The global MOP price is currently at last April’s price. MOP is at a price point of $US265.50 ($384.37) a tonne after starting 2019 at $US215. SOP is about $US550 a tonne.

 

Aussie contenders

Potash explorers on the ASX have their fingers crossed for 2020.

Stockhead reported back in mid-October last year that the average loss for small cap stocks in the prior 12 months was 10 per cent.

These days there are about 17 potash stocks on the ASX followed by small and mid-cap investors.

The list includes Pilbara-based developer Kalium Lakes (ASX:KLL), salt lake developers Salt Lake Potash (ASX:SO4) and Australian Potash (ASX:APC), and Parkway Minerals (ASX:PWN).

Kalium has made a final investment decision on its $606m Beyondie SOP project in the Pilbara and last month it told investors it expected to commission its mine by the end of 2020.

The West Australian company hopes to become Australia’s first SOP producer.

The $202m developer aims to initially supply 90,000 tonnes of potash to market and eventually double production.

Kalium is expecting to update to its resource and reserve estimates to include new discoveries at 10 Mile West and Sunshine Lake.

 

Salt lakes a focus

Fellow West Australians Salt Lake and Australian Potash also have ambitions as developers.

Both have completed feasibility studies and hope to make the jump to producer.

Salt Lake already has $US150m in debt finance from Taurus Funds Management for its Goldfields Salt Lakes project.

The $223m company  put out a bankable feasibility study for its project last October that valued the project near Wiluna at $479m.

Australian Potash owns the 30-year Lake Wells project for which it released a definitive feasibility study for the project last August that valued it at $665m.

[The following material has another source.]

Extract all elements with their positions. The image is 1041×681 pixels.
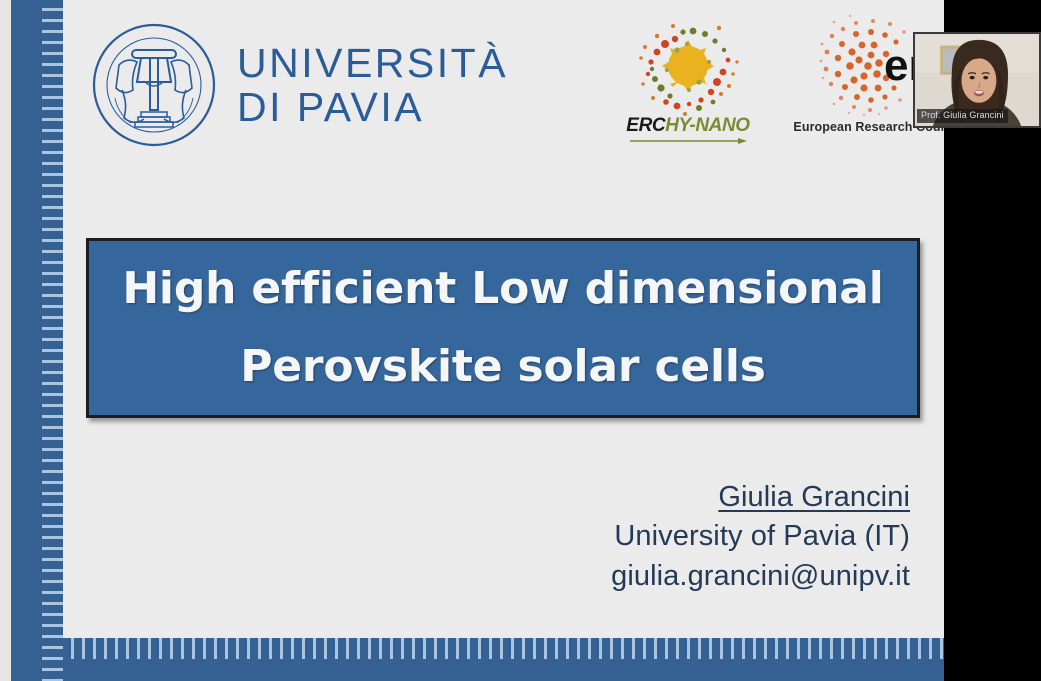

It hopes to start production 12 months after a final investment decision and eventually produce 4.5 million tonnes of high-grade SOP for $3.1 billion of free cash flow.

Australian Potash has a market value of less than 20 per cent of Kalium’s and Salt Lakes’ respective $202m and $223m market caps and is sitting around $37m.

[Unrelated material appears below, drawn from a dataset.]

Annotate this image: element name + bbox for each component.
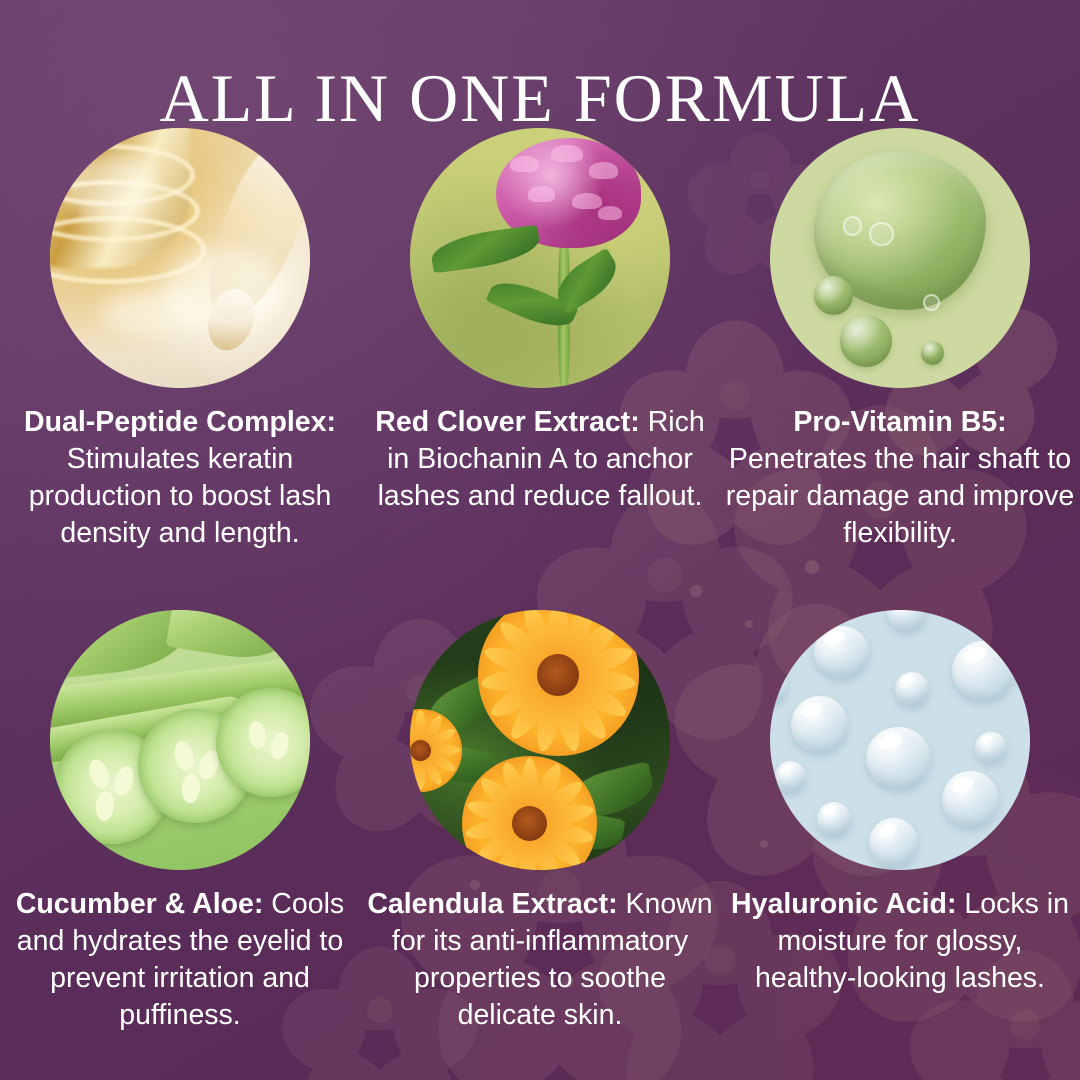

A number of other companies have projects outside Australia, like $188m company Danakali (ASX:DNK), which has the long-play Colluli potash project in Eritrea.

But not all Australian companies with potash assets are choosing to develop them.

Among those with assets on the shelf is BHP Billiton (ASX:BHP).

The $118 billion company decided in 2017 to hold out for a better “market window” for its 4-million-tonne-a-year Jansen potash project in Saskatchewan, Canada.

At Stockhead, we tell it like it is. While Parkway Minerals is a Stockhead advertiser, it did not sponsor this article.